Alahapperuma is up against six-time Prime Minister Ranil Wickremesinghe — who took over as acting president — and leftist leader Anura Dissanayake in a secret ballot on Wednesday.

The winner will take charge of a bankrupt country that is in talks with the IMF for a bailout as its 22 million people endure severe shortages of food, fuel and medicines. 



 

Worst economic crisis since independence 

Hit hard by the pandemic and tax cuts by the Rajapaksa government, Sri Lanka is in the midst of its worst economic crisis since it won independence from Great Britain in 1948.

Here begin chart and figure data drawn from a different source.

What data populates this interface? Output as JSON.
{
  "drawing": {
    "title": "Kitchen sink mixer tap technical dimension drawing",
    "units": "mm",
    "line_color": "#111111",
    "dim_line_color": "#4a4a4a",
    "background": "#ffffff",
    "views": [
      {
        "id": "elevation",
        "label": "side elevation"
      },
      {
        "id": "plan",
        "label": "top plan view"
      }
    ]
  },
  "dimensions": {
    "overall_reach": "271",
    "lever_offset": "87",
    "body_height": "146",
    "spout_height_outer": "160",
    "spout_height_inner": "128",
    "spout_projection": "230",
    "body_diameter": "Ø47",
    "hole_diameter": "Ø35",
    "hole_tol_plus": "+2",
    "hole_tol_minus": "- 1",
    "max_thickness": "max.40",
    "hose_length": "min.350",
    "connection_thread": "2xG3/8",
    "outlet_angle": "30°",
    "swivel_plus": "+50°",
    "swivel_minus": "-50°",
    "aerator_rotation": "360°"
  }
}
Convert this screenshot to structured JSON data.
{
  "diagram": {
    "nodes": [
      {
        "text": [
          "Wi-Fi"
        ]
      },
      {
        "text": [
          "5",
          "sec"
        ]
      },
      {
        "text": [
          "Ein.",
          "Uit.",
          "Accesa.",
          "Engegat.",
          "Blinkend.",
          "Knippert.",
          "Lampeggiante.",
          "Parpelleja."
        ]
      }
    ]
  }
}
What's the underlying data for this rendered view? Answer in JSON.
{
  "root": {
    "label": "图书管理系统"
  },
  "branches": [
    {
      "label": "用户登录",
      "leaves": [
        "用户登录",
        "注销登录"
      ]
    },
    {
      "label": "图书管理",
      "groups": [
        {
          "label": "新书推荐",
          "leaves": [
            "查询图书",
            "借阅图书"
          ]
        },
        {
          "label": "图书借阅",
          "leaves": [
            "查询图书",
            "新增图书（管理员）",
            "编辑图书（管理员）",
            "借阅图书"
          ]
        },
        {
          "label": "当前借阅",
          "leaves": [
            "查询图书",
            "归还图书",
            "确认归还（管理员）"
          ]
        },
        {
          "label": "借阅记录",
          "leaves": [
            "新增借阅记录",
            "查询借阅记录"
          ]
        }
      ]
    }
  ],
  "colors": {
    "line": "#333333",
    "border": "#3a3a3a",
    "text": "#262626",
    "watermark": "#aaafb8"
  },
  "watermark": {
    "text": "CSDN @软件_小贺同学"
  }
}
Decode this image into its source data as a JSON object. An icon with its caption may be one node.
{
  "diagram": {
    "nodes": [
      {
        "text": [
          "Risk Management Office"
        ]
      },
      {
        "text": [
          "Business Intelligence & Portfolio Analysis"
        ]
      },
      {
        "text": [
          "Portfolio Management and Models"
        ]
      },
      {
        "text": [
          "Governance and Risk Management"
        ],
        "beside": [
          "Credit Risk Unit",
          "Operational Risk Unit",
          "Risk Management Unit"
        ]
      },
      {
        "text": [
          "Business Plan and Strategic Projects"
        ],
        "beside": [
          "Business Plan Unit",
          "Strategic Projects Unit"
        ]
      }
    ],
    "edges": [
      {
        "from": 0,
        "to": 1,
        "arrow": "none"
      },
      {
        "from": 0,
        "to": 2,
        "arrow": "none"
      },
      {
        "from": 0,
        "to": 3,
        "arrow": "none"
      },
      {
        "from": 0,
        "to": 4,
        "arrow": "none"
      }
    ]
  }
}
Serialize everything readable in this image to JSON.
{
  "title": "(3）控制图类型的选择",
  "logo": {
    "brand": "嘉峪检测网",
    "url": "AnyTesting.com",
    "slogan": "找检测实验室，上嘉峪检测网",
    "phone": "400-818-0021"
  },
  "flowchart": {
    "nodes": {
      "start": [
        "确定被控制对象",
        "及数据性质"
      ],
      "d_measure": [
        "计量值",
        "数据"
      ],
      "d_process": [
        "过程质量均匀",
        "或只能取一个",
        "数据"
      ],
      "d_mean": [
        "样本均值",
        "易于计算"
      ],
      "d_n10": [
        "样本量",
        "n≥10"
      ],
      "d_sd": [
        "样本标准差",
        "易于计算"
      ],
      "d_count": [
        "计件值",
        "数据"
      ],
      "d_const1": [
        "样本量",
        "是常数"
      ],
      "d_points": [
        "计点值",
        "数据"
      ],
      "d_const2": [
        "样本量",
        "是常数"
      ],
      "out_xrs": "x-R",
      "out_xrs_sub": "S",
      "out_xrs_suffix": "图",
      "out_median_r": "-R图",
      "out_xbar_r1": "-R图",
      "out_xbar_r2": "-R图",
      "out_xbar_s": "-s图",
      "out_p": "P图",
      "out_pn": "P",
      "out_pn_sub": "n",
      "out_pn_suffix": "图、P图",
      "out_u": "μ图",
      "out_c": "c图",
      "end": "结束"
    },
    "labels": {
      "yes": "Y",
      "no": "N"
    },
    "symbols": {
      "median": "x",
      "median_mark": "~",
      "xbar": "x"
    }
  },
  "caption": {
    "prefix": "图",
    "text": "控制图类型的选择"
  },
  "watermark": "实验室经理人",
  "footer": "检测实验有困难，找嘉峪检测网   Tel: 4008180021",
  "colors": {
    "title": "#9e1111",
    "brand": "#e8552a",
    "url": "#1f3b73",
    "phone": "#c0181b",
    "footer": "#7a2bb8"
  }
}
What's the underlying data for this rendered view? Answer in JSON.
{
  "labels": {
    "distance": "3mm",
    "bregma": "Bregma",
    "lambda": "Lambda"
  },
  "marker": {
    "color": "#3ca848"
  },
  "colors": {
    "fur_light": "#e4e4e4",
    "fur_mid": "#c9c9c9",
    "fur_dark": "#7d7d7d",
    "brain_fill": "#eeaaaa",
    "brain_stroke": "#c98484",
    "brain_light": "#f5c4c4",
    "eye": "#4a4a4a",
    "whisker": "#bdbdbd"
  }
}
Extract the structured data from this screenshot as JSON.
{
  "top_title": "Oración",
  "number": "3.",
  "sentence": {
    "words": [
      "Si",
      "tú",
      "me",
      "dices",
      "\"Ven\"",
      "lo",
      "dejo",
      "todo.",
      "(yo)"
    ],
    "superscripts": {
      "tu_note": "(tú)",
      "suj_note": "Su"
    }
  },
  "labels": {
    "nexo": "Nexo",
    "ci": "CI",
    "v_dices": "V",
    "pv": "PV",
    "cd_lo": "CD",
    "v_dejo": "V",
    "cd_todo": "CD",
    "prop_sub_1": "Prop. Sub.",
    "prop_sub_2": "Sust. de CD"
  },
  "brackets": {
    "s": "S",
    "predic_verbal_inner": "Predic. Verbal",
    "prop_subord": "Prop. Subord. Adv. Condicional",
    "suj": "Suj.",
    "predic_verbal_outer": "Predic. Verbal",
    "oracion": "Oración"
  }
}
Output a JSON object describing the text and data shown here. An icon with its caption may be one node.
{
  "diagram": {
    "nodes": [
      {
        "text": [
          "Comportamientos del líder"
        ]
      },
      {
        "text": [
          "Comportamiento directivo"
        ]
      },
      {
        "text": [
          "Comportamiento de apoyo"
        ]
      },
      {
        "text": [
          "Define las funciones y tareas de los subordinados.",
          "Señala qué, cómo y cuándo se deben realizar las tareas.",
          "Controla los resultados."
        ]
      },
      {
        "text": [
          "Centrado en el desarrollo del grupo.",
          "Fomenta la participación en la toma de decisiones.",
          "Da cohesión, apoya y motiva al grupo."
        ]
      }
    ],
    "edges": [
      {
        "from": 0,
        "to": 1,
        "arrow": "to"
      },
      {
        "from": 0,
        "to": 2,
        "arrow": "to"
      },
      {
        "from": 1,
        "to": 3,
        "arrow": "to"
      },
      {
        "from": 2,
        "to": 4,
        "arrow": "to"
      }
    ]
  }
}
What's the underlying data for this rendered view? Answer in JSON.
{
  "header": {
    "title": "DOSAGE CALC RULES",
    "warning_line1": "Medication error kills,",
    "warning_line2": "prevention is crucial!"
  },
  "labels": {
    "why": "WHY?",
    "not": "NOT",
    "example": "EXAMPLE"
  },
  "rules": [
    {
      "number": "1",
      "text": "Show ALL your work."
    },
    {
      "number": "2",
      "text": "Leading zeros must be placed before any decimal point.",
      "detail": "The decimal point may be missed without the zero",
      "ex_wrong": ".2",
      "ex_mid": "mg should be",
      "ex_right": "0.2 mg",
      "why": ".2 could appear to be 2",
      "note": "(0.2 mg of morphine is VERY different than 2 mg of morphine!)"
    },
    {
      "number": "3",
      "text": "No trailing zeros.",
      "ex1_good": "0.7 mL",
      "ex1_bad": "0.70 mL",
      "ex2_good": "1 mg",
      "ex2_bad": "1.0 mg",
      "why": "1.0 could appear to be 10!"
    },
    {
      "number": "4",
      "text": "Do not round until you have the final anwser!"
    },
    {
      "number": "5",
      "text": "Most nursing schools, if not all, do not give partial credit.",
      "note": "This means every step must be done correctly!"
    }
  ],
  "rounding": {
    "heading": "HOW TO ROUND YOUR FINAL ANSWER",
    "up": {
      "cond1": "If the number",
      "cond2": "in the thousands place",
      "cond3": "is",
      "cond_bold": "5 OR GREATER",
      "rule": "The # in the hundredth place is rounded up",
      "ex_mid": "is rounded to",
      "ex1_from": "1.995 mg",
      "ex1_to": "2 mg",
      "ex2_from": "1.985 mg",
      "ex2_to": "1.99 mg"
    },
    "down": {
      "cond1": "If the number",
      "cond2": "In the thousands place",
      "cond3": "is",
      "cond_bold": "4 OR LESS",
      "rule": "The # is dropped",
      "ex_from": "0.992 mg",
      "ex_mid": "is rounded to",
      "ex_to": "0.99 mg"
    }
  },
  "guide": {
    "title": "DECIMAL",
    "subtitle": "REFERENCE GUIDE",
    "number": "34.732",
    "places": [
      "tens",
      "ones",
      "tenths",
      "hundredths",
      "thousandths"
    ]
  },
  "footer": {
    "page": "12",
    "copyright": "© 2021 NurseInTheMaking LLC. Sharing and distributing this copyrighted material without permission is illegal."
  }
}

Inflation of over 50 percent and shortages of food, fuel and medicines have brought thousands onto the streets in months of protests that culminated in Rajapaksa's ousting.

Sri Lankan students and other groups planned to protest on Tuesday against Wickremesinghe's bid for president.

The veteran politician is despised by the protesters as an ally of the Rajapaksa clan, four brothers who have dominated the island's politics for years.

Protesters accuse Rajapaksa and his powerful political family of siphoning money from government coffers and of hastening the country’s collapse by mismanaging the economy. 

The family has denied the corruption allegations, but Rajapaksa acknowledged that some of his policies contributed to Sri Lanka's meltdown.